Unfairly dismissed as a tourist trap (which,
in truth, it was for some years), Broussard's
is a perfectly fine alternative if your
top choices are booked up. Chef Gunther
Preuss and his wife, Evelyn, own the place,
which includes an elegant, formal dining
room and a lovely courtyard, and were dedicated
even from the early days post-Katrina to
reopening their restaurant, even if they
had to use frozen, not fresh fish for awhile.
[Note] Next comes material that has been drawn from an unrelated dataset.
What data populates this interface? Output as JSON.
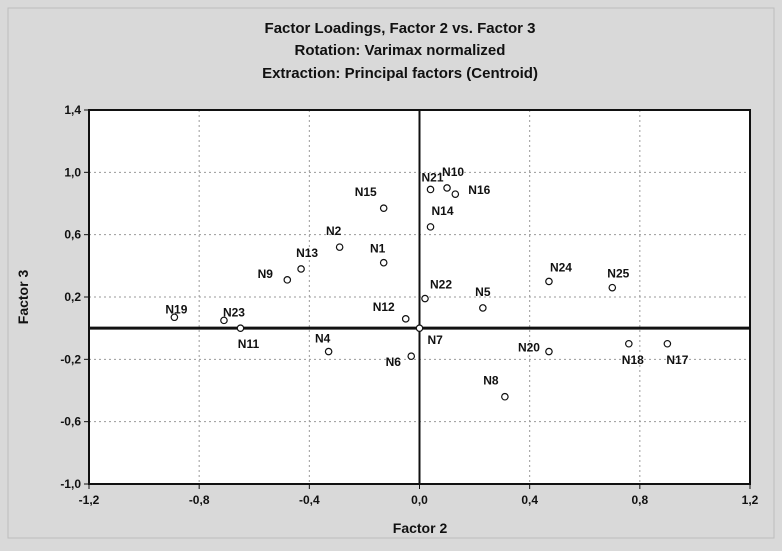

Such a little thing, but recall, "Gunther
has a way with crab," claims his press
material, and once we stopped giggling
over that turn of phrase, we have had to
admit it is true. Chef takes his seafood
seriously. Try the appetizer of crabmeat
Florentine, which includes spinach and
is covered in a brie sauce. Be sure to
order the baked filet of redfish Herbsaint
(a local anise-flavored liqueur), clever
and delicious in its components, which
include impossibly sweet crabmeat and lemon
risotto.
The
Scene
An institution in the French Quarter since
1920, Broussard's resembles a stately mansion,
with three spacious dining rooms, each with
their own design touches--dark wood and red
walls in one; French tapestries and floor-to-ceiling
windows in another, and a lush garden courtyard.
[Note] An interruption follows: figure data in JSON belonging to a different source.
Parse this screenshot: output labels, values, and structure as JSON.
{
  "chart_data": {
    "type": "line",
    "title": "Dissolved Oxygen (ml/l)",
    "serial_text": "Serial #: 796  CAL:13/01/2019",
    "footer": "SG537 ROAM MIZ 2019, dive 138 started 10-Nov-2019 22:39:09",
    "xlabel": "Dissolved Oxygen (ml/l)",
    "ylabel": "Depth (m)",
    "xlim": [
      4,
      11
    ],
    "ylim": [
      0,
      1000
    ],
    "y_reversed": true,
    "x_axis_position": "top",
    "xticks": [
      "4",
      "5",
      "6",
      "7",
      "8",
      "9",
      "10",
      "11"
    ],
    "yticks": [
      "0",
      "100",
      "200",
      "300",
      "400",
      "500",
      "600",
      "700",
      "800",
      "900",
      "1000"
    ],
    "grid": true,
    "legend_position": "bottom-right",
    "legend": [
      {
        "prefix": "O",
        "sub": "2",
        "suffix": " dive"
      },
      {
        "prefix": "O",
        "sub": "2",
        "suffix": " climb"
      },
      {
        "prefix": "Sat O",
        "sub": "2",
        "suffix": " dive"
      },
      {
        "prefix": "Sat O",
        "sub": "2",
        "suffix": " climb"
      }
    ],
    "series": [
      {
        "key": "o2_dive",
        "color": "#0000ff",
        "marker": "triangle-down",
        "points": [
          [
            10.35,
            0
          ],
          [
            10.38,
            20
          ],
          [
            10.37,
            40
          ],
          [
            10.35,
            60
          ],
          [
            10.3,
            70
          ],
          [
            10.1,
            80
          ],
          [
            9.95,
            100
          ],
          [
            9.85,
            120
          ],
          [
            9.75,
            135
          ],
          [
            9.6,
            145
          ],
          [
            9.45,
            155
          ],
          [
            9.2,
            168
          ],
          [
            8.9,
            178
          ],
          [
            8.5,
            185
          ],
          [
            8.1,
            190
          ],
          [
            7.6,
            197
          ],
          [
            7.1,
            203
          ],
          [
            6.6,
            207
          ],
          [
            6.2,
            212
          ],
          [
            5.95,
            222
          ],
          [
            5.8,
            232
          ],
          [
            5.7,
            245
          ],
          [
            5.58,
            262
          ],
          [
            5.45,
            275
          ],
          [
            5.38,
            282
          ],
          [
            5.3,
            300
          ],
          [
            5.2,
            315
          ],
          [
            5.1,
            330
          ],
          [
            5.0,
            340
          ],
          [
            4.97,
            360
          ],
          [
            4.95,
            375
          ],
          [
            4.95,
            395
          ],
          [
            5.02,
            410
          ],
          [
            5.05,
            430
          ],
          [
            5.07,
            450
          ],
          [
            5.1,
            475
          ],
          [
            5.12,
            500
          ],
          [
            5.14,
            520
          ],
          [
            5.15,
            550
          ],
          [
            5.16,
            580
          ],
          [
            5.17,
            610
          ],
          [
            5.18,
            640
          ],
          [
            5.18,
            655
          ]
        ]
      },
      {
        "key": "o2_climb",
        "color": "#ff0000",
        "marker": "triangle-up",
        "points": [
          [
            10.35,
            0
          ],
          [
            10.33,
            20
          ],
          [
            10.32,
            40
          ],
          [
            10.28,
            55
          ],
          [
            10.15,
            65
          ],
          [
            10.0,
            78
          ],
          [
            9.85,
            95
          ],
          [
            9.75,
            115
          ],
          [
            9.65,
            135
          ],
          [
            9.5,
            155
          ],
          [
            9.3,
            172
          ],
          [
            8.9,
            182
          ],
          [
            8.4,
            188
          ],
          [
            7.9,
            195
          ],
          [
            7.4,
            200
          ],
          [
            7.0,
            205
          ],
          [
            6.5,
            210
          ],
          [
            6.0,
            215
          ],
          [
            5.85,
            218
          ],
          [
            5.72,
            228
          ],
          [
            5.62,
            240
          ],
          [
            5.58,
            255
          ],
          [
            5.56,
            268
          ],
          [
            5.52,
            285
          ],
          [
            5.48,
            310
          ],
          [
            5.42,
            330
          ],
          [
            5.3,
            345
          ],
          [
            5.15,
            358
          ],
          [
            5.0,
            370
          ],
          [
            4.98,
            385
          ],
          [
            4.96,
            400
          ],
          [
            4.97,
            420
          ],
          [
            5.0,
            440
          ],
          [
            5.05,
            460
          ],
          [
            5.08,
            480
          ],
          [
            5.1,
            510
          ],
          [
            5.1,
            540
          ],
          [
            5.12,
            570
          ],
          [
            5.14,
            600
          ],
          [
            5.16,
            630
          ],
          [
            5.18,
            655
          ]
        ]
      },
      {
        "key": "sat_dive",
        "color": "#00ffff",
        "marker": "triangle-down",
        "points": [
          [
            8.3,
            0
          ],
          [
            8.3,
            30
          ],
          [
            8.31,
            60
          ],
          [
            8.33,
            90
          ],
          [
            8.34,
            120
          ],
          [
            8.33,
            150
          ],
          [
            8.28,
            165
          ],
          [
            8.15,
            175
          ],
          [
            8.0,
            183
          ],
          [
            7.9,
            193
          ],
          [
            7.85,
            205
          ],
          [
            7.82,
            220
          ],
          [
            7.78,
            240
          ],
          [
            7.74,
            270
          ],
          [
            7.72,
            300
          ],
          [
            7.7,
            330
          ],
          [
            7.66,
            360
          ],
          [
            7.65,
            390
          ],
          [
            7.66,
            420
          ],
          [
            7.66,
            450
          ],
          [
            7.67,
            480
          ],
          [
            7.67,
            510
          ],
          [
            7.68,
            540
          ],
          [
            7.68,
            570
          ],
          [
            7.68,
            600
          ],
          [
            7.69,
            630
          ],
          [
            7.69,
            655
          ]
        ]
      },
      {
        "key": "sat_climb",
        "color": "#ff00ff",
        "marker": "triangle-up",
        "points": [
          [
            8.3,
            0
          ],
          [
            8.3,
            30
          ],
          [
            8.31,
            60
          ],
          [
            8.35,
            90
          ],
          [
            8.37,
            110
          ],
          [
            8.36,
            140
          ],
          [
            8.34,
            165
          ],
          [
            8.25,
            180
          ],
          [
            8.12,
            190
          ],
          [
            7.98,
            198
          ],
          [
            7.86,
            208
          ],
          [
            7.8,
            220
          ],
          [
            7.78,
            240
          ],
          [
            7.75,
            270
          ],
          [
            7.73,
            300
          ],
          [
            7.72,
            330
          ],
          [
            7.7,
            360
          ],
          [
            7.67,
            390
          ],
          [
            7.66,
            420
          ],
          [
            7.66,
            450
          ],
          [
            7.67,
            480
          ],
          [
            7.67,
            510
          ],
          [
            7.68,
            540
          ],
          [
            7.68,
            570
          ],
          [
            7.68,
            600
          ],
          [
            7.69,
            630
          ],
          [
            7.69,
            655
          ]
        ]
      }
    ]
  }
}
Chef/owner Gunter Preuss keeps his menu sophisticated
and modern. The staff is refreshingly attentive,
as if each server were your own personal
Jeeves.
The
Food
Standard Creole dishes get a French update
and upscale presentations. Corn and shrimp
bisque is fortified with sweet potato puree,
another layer of depth in the flavorful classic.
Grilled pompano Napoleon teams a moist fillet
of the Gulf favorite with seared scallops and
shrimp, all inside a puff pastry. The veal
escalope Acadian combines sauteed veal, crabmeat
and an excellent mustard/dill bechamel sauce.